The pair maintain that this is an extreme and aggressive reaction to their right to exercise civil disobedience; as promoted by Bishop Desmond Tutu – an alumnus of the institution.
They argue that the temporary chalk spray that was used takes all of “five minutes” to clean.
“In the spirit of taking responsibility for their actions”, the protestors brought buckets, soap and clothes and started to clean the chalk after action took place. However, they were quickly stopped by security staff.
“Our aim was not to cause any permanent damage to the walls. Nothing so spontaneous can happen at King’s it seems”.
Hallam added: “It’s totally soluble. KCL have done a major, publication relations, lying campaign that they normally do when they’re threatened, to make out that there’s hundreds of thousands pounds’ worth of damage”
Divide & Rule
Though eight other individuals participated in the protest, Hallam and Alan say that they were deliberately targeted.
“In the great imperialist British tradition of divide and rule, the two likely ring leaders, including myself, were separated off from the rest of the decorators and given special treatment,” said Hallam.
“I feel let down by the University.

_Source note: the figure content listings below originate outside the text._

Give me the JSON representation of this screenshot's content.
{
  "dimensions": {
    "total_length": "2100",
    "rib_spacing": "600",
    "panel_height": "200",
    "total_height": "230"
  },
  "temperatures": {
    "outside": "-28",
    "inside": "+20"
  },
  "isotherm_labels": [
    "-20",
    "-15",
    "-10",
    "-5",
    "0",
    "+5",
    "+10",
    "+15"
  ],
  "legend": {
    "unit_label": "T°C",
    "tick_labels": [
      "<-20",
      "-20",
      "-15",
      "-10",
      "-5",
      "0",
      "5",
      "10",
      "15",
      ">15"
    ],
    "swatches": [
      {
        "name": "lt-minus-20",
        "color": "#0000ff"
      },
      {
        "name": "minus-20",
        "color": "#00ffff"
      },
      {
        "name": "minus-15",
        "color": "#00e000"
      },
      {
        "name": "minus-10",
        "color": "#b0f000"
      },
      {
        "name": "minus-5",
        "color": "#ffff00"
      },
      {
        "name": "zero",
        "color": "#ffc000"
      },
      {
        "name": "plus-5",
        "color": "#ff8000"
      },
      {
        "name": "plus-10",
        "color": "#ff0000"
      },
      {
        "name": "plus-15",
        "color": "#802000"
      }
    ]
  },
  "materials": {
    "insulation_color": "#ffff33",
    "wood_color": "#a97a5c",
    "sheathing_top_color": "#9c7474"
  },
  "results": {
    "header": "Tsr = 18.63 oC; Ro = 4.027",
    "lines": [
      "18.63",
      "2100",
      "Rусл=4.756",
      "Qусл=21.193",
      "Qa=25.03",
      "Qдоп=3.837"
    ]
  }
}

It seems as if they are trying to demonise us for what we are doing, when in actual fact, this is something that’s going to benefit the university and other people” said Alan.
He continued: “This has made it harder for me do work because I have not been able to use the university’s facilities to undertake research”.

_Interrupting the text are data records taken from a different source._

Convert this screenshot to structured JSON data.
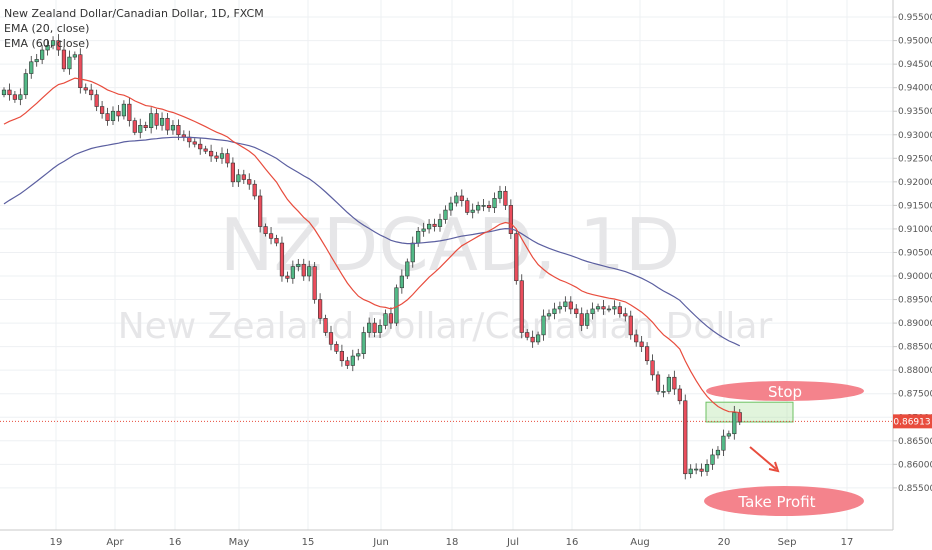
{
  "header": {
    "title": "New Zealand Dollar/Canadian Dollar, 1D, FXCM",
    "ema20_label": "EMA (20, close)",
    "ema60_label": "EMA (60, close)"
  },
  "watermark": {
    "symbol": "NZDCAD, 1D",
    "name": "New Zealand Dollar/Canadian Dollar"
  },
  "annotations": {
    "stop_label": "Stop",
    "take_profit_label": "Take Profit"
  },
  "current_price_label": "0.86913",
  "colors": {
    "up": "#53b987",
    "down": "#eb4d5c",
    "ema20": "#e84c3d",
    "ema60": "#5b5fa0",
    "annotation": "#f4838c",
    "zone": "#a8df9a"
  },
  "chart_data": {
    "type": "candlestick",
    "y_ticks": [
      "0.95500",
      "0.95000",
      "0.94500",
      "0.94000",
      "0.93500",
      "0.93000",
      "0.92500",
      "0.92000",
      "0.91500",
      "0.91000",
      "0.90500",
      "0.90000",
      "0.89500",
      "0.89000",
      "0.88500",
      "0.88000",
      "0.87500",
      "0.87000",
      "0.86500",
      "0.86000",
      "0.85500"
    ],
    "ylim": [
      0.852,
      0.9565
    ],
    "x_ticks": [
      "19",
      "Apr",
      "16",
      "May",
      "15",
      "Jun",
      "18",
      "Jul",
      "16",
      "Aug",
      "20",
      "Sep",
      "17"
    ],
    "current_price": 0.86913,
    "stop_zone": [
      0.869,
      0.8732
    ],
    "closes": [
      0.9395,
      0.9385,
      0.9375,
      0.9385,
      0.943,
      0.9455,
      0.946,
      0.948,
      0.949,
      0.95,
      0.948,
      0.944,
      0.9465,
      0.947,
      0.94,
      0.9395,
      0.9385,
      0.936,
      0.9345,
      0.933,
      0.935,
      0.934,
      0.9365,
      0.933,
      0.9305,
      0.932,
      0.9315,
      0.9345,
      0.932,
      0.9335,
      0.931,
      0.932,
      0.93,
      0.9295,
      0.9285,
      0.928,
      0.927,
      0.9265,
      0.9255,
      0.925,
      0.926,
      0.924,
      0.92,
      0.9215,
      0.9205,
      0.9195,
      0.917,
      0.9105,
      0.909,
      0.908,
      0.907,
      0.9,
      0.8995,
      0.902,
      0.9025,
      0.9,
      0.902,
      0.895,
      0.891,
      0.888,
      0.8855,
      0.884,
      0.882,
      0.881,
      0.883,
      0.8835,
      0.888,
      0.89,
      0.888,
      0.8895,
      0.892,
      0.89,
      0.8975,
      0.9,
      0.903,
      0.907,
      0.9095,
      0.91,
      0.911,
      0.9105,
      0.912,
      0.914,
      0.9155,
      0.917,
      0.916,
      0.9135,
      0.914,
      0.915,
      0.915,
      0.9145,
      0.9165,
      0.918,
      0.915,
      0.909,
      0.899,
      0.888,
      0.887,
      0.886,
      0.8875,
      0.8915,
      0.892,
      0.893,
      0.8935,
      0.8945,
      0.893,
      0.892,
      0.8895,
      0.892,
      0.893,
      0.8935,
      0.893,
      0.893,
      0.8935,
      0.892,
      0.8915,
      0.8875,
      0.886,
      0.885,
      0.882,
      0.879,
      0.8755,
      0.8755,
      0.8785,
      0.876,
      0.8735,
      0.858,
      0.859,
      0.859,
      0.8585,
      0.86,
      0.862,
      0.863,
      0.866,
      0.8665,
      0.871,
      0.869
    ]
  }
}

“I hope that the decision will be reversed to enable me to continue my studies but I don’t have much faith that this will happen”.
Hallam echoed his peer’s sentiment: “I’m really upset but I totally expect it because Kings aren’t really open to reasonable argument and haven’t been for years”.
“Some students have kindly created a petition to call for end to my suspension so that I can continue to do my work and research at Kings College. In the mean time I will challenge my ban in the next few days”.
Alan is currently overseas and faces being stopped under the Terrorism Act, Section 7, as a result of the charges.
He hopes that “the protest will draw attention to the cause, securing a commitment from KCL to accept their responsibilities as an institution educating minds of the future, and divest from all fossil fuels”.
Student activist Luke Harwood made the following statement on the matter: “The fact that institutions such as KCL are content to happily risk the fate of humanity for a profitable investment is beyond contemptible. When they seem so obviously unwilling to divest the only option is to escalate our message.”
The pair have received messages of support from and are working with Greenpeace, the Green party, people and planet and others.
Hallam reflects: “The people that run the show are in the hands of the corporate elite. BP, Shell and all these guys that run the university don’t live in the same world as the rest of us”.
When contacted for a statement, a spokesperson from Kings offered the following: "Work to repair the damage on surfaces including Portland stone - a porous limestone - will cost tens of thousands of pounds. It is a Grade 1 listed building and we have had to consult specialists about how best to remove the graffiti without causing further damage to the 200-year old stone work".
“The Student Conduct and Appeals process is now underway, therefore it is not appropriate to comment further”.